Quem já ouviu falar em curling? O apelo de marketing deste esporte é ter beldades deslizando no gelo, tentando colocar um disco dentro do alvo com o patrocinador estampado bem no meio. Fazendo uma análise puramente esportiva, as habilidades de deslizar e rebater um objeto com um bastão na direção de um alvo específico pode ter algo a ver com o tênis sim, mas com infinitamente menos complexidade e emoção.

Patinar no gelo executando coreografias com um parceiro ou parceira envolve também muito equilíbrio nos deslizes – equilíbrio dinâmico –, mas não envolve o rebater e a rotina de exercícios é sempre a mesma dentro da coreografia.
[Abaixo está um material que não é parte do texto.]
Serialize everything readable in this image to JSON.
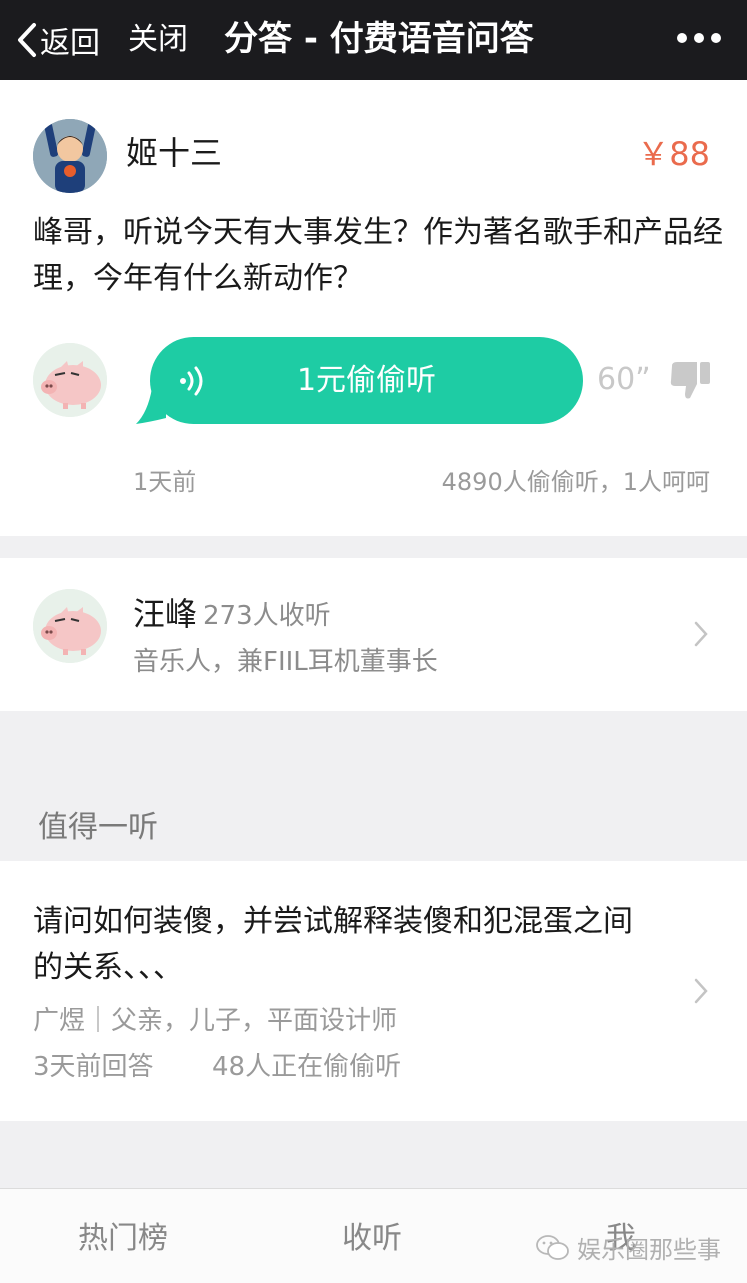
{
  "nav": {
    "back_label": "返回",
    "close_label": "关闭",
    "title": "分答 - 付费语音问答"
  },
  "question": {
    "asker_name": "姬十三",
    "price": "￥88",
    "text": "峰哥，听说今天有大事发生？作为著名歌手和产品经理，今年有什么新动作？",
    "voice_button": "1元偷偷听",
    "duration": "60”",
    "time_ago": "1天前",
    "stats": "4890人偷偷听，1人呵呵"
  },
  "answerer": {
    "name": "汪峰",
    "listeners": "273人收听",
    "description": "音乐人，兼FIIL耳机董事长"
  },
  "recommend": {
    "section_title": "值得一听",
    "items": [
      {
        "question": "请问如何装傻，并尝试解释装傻和犯混蛋之间的关系、、、",
        "author": "广煜｜父亲，儿子，平面设计师",
        "time": "3天前回答",
        "listening": "48人正在偷偷听"
      }
    ]
  },
  "tabs": [
    "热门榜",
    "收听",
    "我"
  ],
  "watermark": "娱乐圈那些事",
  "colors": {
    "accent_green": "#1ecca4",
    "price_red": "#ea6b4d",
    "header_bg": "#1b1b1e"
  },
  "icons": [
    "back-chevron-icon",
    "more-dots-icon",
    "sound-wave-icon",
    "thumbs-down-icon",
    "chevron-right-icon",
    "wechat-icon"
  ]
}
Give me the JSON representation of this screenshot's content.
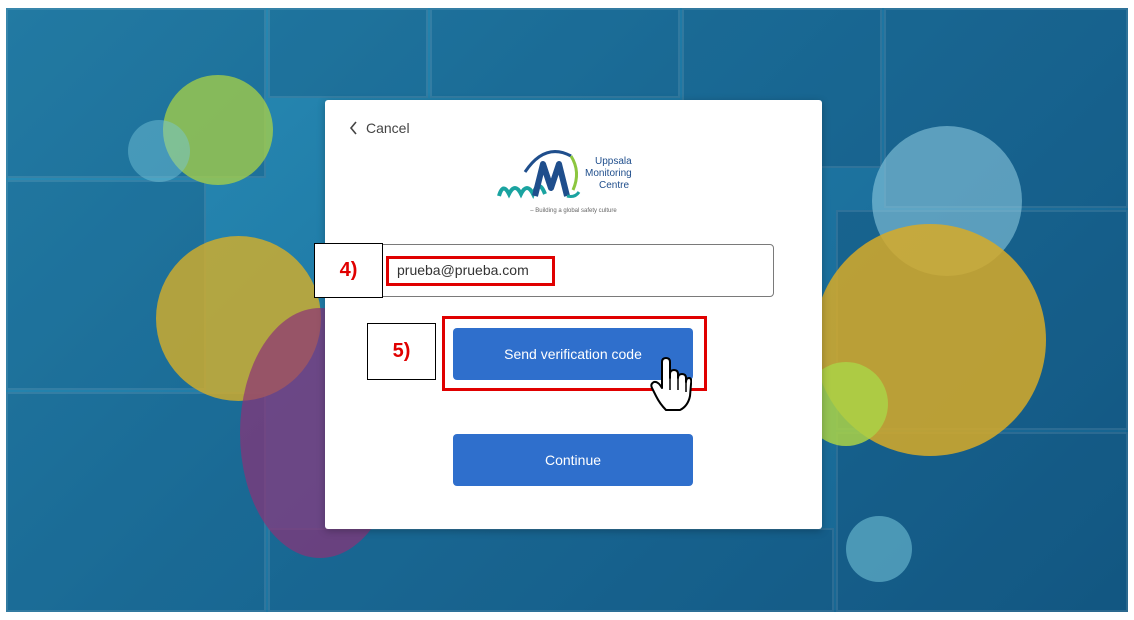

Os atletas praticam exaustivamente a combinação de movimentos para que não aconteçam erros no dia da apresentação. A perfeição de execução é a meta, treino após treino. Sem surpresas: o ambiente e a música são sempre os mesmos e não há o adversário direto.

Visar à perfeição, enfrentar erros, deslizar com maestria, tudo isso acontece na temporada de saibro do tênis profissional que se inicia logo mais. Os tenistas se preparam para deslizar muito, para embates mais longos, para testar os próprios nervos e a inteligência tática. Todas as variáveis que envolvem o jogo de tênis estarão lá: pisos mais ou menos regulares, mais ou menos pesados, com mais ou menos vento, adversários mais ou menos pacientes, que usam mais ou menos slice, e cada tenista com suas ferramentas procurará vencer todos os desafios que se apresentam, a cada dia, diferentes.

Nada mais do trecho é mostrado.